Im a musician, huge music fan, disapointed in XM Hard Rock & Local FM radio Programming, shitty major Label acts being pushed upon us..BUT VERY inspired by Pandora, SPOTIFY, European Hard Rock Metal Scene now starting my own online Hard rock Radio Station, getting my 24 Hr program on FM terrestrial Radio …. Not interested in selling ads.. Im interested in helping expose people to artists they may not hear otherwise…
Im not happy that the more people listen to my internet radio channel (is not up and running yet but the 24 hr 7 day a week programming is nearly complete) i have to pay all this royalty BS…Trust me I will only play major label hard rock acts songs unless they really rock.. Im ont interested in paying royalties on shitty songs the Labels try to push upon the public.. The reason HARD ROCK AND METAL is so unpopular is due to the shitty music that has been in that scene for a while.. luckily its improving alot lately not to mention European acts are running circles around the Americans in this genre…I will tell you SPOTIFY / PANDORA / ITUNES has helped me find bands that otherwise none of us would have even known about..
I do see the point of the above artists who appear to be signed to Major Labels and are not making any record Sale money and are pissed about how the Majors are selling out to the Spotify.. sad for them that they are in those deals but the Labels have already read the writing on the wall…

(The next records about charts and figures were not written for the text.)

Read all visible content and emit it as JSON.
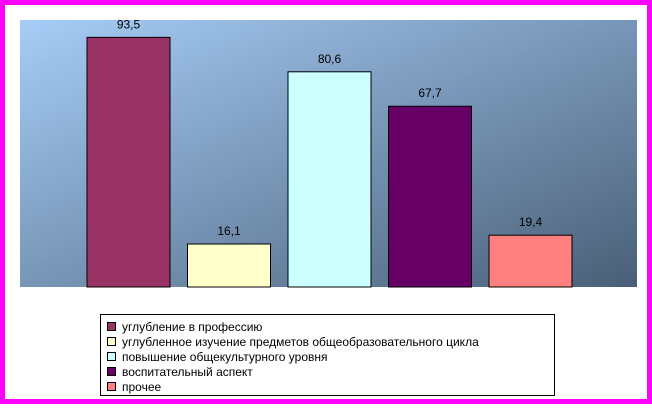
{
  "chart_data": {
    "type": "bar",
    "title": "",
    "xlabel": "",
    "ylabel": "",
    "ylim": [
      0,
      100
    ],
    "grid": false,
    "legend_position": "bottom",
    "data_labels": [
      "93,5",
      "16,1",
      "80,6",
      "67,7",
      "19,4"
    ],
    "series": [
      {
        "name": "углубление в профессию",
        "value": 93.5,
        "color": "#993366"
      },
      {
        "name": "углубленное изучение предметов общеобразовательного цикла",
        "value": 16.1,
        "color": "#ffffcc"
      },
      {
        "name": "повышение общекультурного уровня",
        "value": 80.6,
        "color": "#ccffff"
      },
      {
        "name": "воспитательный аспект",
        "value": 67.7,
        "color": "#660066"
      },
      {
        "name": "прочее",
        "value": 19.4,
        "color": "#ff8080"
      }
    ]
  },
  "colors": {
    "frame_border": "#ff00ff",
    "plot_gradient_start": "#a6cdf7",
    "plot_gradient_end": "#4a5f77"
  }
}
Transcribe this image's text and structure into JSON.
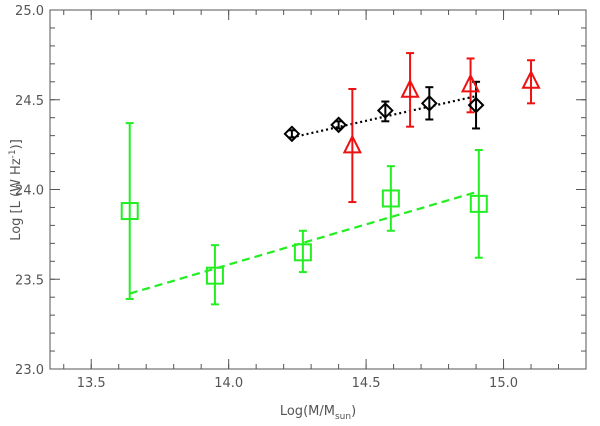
{
  "chart_data": {
    "type": "scatter",
    "title": "",
    "xlabel": "Log(M/M",
    "xlabel_sub": "sun",
    "xlabel_close": ")",
    "ylabel": "Log [L (W Hz",
    "ylabel_sup": "-1",
    "ylabel_close": ")]",
    "xlim": [
      13.35,
      15.3
    ],
    "ylim": [
      23.0,
      25.0
    ],
    "x_ticks": [
      13.5,
      14.0,
      14.5,
      15.0
    ],
    "x_tick_labels": [
      "13.5",
      "14.0",
      "14.5",
      "15.0"
    ],
    "y_ticks": [
      23.0,
      23.5,
      24.0,
      24.5,
      25.0
    ],
    "y_tick_labels": [
      "23.0",
      "23.5",
      "24.0",
      "24.5",
      "25.0"
    ],
    "x_minor_step": 0.1,
    "y_minor_step": 0.1,
    "grid": false,
    "legend": "none",
    "series": [
      {
        "marker": "square",
        "color": "#22ee22",
        "points": [
          {
            "x": 13.64,
            "y": 23.88,
            "ylo": 23.39,
            "yhi": 24.37
          },
          {
            "x": 13.95,
            "y": 23.52,
            "ylo": 23.36,
            "yhi": 23.69
          },
          {
            "x": 14.27,
            "y": 23.65,
            "ylo": 23.54,
            "yhi": 23.77
          },
          {
            "x": 14.59,
            "y": 23.95,
            "ylo": 23.77,
            "yhi": 24.13
          },
          {
            "x": 14.91,
            "y": 23.92,
            "ylo": 23.62,
            "yhi": 24.22
          }
        ],
        "fit": {
          "style": "dashed",
          "x": [
            13.64,
            14.91
          ],
          "y": [
            23.42,
            23.99
          ]
        }
      },
      {
        "marker": "diamond",
        "color": "#000000",
        "points": [
          {
            "x": 14.23,
            "y": 24.31,
            "ylo": 24.29,
            "yhi": 24.33
          },
          {
            "x": 14.4,
            "y": 24.36,
            "ylo": 24.34,
            "yhi": 24.38
          },
          {
            "x": 14.57,
            "y": 24.44,
            "ylo": 24.38,
            "yhi": 24.49
          },
          {
            "x": 14.73,
            "y": 24.48,
            "ylo": 24.39,
            "yhi": 24.57
          },
          {
            "x": 14.9,
            "y": 24.47,
            "ylo": 24.34,
            "yhi": 24.6
          }
        ],
        "fit": {
          "style": "dotted",
          "x": [
            14.23,
            14.9
          ],
          "y": [
            24.29,
            24.52
          ]
        }
      },
      {
        "marker": "triangle",
        "color": "#ee1111",
        "points": [
          {
            "x": 14.45,
            "y": 24.24,
            "ylo": 23.93,
            "yhi": 24.56
          },
          {
            "x": 14.66,
            "y": 24.55,
            "ylo": 24.35,
            "yhi": 24.76
          },
          {
            "x": 14.88,
            "y": 24.58,
            "ylo": 24.43,
            "yhi": 24.73
          },
          {
            "x": 15.1,
            "y": 24.6,
            "ylo": 24.48,
            "yhi": 24.72
          }
        ]
      }
    ]
  }
}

Lets hope the reimbursement royalty systems get adjusted to modern times and situation to be more fairer to everybody
If your not tied to some major label deal, and If your band is getting alot of listens on Pandora.. no matter how much you are making on the play, my take is that you should be first off proud of your project, thrilled, happy and thankful that your getting that exposure !!!!
Attention All Streaming Haters..
You think that is bad.. what are you going to do when Terrestrial Radio stops playing your shit cause they cant afford the royalties ??

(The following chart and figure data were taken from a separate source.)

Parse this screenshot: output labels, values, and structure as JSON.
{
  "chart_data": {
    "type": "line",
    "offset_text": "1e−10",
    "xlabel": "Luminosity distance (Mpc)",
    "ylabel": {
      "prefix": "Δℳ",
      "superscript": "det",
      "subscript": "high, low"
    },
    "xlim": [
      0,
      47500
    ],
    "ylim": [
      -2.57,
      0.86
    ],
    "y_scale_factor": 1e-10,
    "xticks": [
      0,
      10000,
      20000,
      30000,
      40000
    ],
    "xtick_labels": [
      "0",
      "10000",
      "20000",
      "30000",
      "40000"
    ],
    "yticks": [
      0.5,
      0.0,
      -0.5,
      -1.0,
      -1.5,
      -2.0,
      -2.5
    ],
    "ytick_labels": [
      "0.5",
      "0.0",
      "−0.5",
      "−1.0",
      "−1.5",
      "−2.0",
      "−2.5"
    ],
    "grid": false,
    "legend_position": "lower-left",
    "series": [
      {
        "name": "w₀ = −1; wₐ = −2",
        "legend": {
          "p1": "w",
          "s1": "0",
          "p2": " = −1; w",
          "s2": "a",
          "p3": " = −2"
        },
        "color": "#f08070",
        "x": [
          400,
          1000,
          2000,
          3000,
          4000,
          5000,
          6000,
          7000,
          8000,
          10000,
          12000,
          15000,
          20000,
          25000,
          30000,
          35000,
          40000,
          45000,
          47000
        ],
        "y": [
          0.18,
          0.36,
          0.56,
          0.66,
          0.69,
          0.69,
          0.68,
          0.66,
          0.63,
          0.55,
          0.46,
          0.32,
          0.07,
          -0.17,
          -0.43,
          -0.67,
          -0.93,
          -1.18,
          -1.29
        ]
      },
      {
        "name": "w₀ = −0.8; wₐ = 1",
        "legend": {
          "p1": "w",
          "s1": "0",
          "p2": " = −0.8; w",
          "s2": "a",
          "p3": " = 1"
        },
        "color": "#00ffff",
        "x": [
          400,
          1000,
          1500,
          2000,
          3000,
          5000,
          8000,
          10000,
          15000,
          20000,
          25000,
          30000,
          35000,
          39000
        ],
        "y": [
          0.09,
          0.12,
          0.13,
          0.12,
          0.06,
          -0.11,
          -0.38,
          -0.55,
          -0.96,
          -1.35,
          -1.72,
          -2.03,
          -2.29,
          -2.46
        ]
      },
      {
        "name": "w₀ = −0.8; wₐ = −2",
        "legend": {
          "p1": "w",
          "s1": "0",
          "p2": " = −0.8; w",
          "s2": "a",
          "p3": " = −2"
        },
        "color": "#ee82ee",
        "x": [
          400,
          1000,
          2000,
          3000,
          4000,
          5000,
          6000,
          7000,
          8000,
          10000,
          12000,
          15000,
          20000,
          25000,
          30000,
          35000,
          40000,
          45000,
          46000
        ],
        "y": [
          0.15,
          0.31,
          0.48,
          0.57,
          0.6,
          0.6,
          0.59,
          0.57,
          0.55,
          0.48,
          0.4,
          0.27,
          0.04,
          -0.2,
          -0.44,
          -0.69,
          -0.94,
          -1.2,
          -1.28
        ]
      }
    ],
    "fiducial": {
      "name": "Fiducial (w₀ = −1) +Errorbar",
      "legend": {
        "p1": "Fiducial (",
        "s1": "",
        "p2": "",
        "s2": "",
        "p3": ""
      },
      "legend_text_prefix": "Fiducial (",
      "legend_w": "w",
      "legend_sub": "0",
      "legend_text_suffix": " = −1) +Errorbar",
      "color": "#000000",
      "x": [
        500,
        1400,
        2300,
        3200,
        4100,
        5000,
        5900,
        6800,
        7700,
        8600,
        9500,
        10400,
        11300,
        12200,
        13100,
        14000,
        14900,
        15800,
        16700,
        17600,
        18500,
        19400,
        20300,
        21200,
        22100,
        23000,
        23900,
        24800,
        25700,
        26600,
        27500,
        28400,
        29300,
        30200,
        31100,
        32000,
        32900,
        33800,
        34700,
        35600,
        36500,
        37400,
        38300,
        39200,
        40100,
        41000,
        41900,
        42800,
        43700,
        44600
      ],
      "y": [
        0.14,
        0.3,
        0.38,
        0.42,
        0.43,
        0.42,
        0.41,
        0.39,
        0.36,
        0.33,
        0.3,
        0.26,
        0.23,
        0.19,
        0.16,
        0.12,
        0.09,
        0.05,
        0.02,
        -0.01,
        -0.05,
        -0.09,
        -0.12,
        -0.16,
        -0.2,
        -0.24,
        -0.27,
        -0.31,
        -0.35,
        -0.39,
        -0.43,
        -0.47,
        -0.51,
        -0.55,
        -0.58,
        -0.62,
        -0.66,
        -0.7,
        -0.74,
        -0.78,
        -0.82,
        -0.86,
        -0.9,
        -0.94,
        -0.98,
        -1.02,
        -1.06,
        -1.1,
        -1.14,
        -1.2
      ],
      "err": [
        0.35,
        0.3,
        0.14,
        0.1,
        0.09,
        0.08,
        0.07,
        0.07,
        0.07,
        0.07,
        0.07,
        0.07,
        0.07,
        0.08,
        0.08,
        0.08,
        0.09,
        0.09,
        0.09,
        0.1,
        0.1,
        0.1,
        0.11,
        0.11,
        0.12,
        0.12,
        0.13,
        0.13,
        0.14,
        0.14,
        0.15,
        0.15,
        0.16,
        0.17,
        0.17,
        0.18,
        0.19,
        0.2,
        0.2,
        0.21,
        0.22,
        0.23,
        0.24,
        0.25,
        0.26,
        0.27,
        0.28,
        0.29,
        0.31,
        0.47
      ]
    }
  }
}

I wonder what these Streaming haters think about XM ?
I like XM as a consumer..Im cant listen to Octane exclusively but its pretty good compared to most local Rock FM… Im fine tuning my channel based like Octane but adding some other power Metal, European Sleaze metal, Goth Metal etc..occaisional classic metal but we can leave that to the hair channel on XM..
“Forcing fans to use one platform to consume music is arrogant and destructive.”
he said, after already stating that he will cease his investigation about a band he admittedly enjoyed, solely because they don’t use the one platform that he uses to consume his music. fuckin’ straw man argument.
I get paid all the time from spotify. ovatronics.com
I am a premium spotifyer, I can’t find Tool in spotify. Okay I will just download there songs via torrent. Way to go Tool!
Terrible misleading article once again from Ari! Hey at least it’s working for him…
“Pulling music from Spotify and forcing people to download removes choice. It encourages piracy or worse, apathy. Spotify, like iTunes when it first launched, gives people a quick and easy way to legally consume music (and get artists paid).”
Taylor Swift may be more of the exception than the rule, but she just proved everything in that paragraph false. Where is the data to back up anything said there? It’s obvious that Ari believes in the streaming model, but why? There’s no evidence that it will actually work at all. SMDH.
I would like to point out that taylor swift pulled her 1989 album from spotify and other streaming services and sold 1 million plus albums the first week it was released. She stated in an interview you just have to make music worth buying. I believe her too. nobody should work for free so why do you expect musicians to?